EVERY TIME I write about mutuality, a flood of letters arrives chiding me for arguing in favour of building societies (and insurers, for that matter) remaining in the hands of their members. Doubtlessly another pile will land on my desk in the coming week.

But one can't help discussing the issue, especially in the wake of Bradford & Bingley's announcement this week of a new package of financial services initiatives for its members, a package that is aimed partly at defending its mutuality in a ballot due to be launched next month.

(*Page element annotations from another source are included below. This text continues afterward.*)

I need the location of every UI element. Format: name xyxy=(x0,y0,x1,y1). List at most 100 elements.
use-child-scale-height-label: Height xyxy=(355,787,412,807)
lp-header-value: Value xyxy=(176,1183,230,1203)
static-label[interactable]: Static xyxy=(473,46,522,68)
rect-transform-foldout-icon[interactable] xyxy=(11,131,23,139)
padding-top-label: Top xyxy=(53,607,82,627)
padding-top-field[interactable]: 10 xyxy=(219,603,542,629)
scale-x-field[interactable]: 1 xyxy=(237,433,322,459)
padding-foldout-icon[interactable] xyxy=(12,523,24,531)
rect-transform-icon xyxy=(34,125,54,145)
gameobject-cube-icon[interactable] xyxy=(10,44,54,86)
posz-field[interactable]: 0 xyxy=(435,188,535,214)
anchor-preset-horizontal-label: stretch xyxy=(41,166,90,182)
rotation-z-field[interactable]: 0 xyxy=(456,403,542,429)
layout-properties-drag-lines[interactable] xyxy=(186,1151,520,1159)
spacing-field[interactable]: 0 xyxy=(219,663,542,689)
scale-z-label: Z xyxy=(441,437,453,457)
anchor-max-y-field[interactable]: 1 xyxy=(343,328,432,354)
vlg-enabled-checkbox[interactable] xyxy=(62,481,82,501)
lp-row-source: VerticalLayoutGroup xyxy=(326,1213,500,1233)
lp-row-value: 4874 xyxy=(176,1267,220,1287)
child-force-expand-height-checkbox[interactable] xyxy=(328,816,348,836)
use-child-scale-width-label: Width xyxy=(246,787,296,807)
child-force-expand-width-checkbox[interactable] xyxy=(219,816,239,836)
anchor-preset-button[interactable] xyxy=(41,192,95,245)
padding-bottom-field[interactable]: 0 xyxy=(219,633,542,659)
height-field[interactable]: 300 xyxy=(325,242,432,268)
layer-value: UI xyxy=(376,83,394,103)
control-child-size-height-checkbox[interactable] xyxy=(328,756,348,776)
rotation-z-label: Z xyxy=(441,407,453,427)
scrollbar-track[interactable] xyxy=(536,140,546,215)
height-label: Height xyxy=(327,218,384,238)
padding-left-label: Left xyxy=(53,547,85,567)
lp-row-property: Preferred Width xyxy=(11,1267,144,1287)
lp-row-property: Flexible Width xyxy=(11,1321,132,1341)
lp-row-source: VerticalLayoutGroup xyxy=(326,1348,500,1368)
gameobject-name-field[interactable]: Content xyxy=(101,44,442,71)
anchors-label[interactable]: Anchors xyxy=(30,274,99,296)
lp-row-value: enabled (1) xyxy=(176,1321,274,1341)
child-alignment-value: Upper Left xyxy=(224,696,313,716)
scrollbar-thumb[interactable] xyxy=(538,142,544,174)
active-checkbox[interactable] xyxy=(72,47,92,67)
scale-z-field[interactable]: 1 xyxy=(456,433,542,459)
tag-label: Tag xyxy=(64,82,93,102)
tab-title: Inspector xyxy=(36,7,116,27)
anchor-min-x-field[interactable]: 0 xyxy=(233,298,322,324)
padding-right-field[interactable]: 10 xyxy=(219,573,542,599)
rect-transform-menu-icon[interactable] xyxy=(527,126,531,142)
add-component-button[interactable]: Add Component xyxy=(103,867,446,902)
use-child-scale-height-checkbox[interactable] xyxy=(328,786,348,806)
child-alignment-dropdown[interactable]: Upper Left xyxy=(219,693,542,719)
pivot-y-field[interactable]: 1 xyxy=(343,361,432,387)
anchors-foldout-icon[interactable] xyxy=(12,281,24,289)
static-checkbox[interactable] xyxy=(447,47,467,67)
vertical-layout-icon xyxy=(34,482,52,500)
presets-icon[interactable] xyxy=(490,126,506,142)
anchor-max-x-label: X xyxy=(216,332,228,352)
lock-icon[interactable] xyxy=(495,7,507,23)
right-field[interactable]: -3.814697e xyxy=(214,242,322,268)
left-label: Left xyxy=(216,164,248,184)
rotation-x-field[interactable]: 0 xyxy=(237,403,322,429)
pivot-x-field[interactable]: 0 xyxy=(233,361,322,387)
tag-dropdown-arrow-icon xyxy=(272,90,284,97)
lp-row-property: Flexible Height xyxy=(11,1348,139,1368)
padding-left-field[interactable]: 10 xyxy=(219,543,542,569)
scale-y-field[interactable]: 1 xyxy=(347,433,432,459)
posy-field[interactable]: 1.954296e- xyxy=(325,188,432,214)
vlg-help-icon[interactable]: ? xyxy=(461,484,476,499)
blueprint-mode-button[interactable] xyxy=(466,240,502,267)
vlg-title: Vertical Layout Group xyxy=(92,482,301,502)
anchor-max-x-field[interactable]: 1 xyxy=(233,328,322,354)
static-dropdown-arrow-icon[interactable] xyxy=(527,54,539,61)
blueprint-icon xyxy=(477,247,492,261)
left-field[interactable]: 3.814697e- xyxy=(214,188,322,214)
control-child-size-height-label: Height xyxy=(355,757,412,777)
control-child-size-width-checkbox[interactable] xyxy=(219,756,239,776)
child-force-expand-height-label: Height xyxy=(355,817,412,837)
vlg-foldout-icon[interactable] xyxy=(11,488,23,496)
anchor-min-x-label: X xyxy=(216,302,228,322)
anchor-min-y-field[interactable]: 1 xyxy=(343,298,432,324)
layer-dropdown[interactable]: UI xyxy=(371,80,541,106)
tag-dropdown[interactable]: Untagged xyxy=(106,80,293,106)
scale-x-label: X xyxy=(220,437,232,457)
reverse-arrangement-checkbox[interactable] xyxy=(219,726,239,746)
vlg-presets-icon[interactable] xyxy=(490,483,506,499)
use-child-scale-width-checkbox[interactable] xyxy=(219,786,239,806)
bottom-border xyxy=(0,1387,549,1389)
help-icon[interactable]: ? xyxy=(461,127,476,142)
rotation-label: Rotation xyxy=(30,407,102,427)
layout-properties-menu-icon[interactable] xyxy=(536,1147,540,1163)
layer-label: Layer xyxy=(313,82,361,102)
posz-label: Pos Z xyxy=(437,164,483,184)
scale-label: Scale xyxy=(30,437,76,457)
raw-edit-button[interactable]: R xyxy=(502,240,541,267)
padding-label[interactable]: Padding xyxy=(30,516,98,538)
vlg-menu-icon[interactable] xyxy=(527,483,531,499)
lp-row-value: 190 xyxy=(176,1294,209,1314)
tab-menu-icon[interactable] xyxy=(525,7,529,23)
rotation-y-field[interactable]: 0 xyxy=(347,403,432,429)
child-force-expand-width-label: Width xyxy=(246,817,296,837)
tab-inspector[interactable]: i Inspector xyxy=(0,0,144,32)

B&B's measures are discussed elsewhere in this section, and readers will have to make up their own minds as to which way they will sway voters who are deciding whether to back or to oppose a resolution in favour of flotation.

First, let me declare an interest. I am a B&B member and will be casting my vote against the resolution. I wish I could say that the package unveiled this week will help me do that. Sadly, it won't - of itself - though it may do so, in other ways.

Take the society's plans for its estate agency chain. The concept of a "sellers' survey" aimed at speeding up the sale of a property through B&B's estate agency chain is a good one. Except that the two areas in which I am buying and selling a property don't have a B&B agent. Geographical limitations mean that that idea doesn't help me at all.

As for its offer to lend a mortgage of up to 95 per cent of a home's value to buyers of a property being sold with one of B&B's sellers' surveys, that all depends on whether a B&B loan is the right one for borrowers. Nothing that B&B has available at present particularly attracts me. Sorry.

Then there's the planned expansion of B&B's network of independent financial advisers (IFAs). The trouble is, I don't really think much of B&B's IFA network.

Its advisers sell a narrow range of financial products from a "panel" selected for them. Their "independence" is a source of much mockery among genuine IFAs. B&B contends that its products (and, by implication, its advisers) are designed to suit "Middle England". However, even if you accept such a lumping together of so many individual needs, that doesn't mean they would suit me.

B&B's proposals for a range of Individual Savings Accounts (ISAs) might be attractive (as its other savings rates undoubtedly are). However, we will only be in a better position to tell once other institutions announce their cash ISA rates after April 6.

But, you might ask, if B&B's products are so unattractive at present, why defend its mutuality? Partly because there are some savings accounts which are still highly competitive. And its mortgages, though not personally appealing, are also very good value.

And because, ultimately, I believe that mutuality must survive on the basis that, even if something is not always good for me, it may still benefit someone else. At some stage in the future there will almost certainly be something in the B&B range that suits my personal needs. Give and take, in other words.

Sure, it ain't always the most exciting (or financially rewarding) concept in the world. But allowing others a greater share in the annual pounds 110m members' profit-share from B&B - this once - has got to be better than greedily voting for a one-off set of shares worth pounds 750 from the society's flotation. Or am I wrong?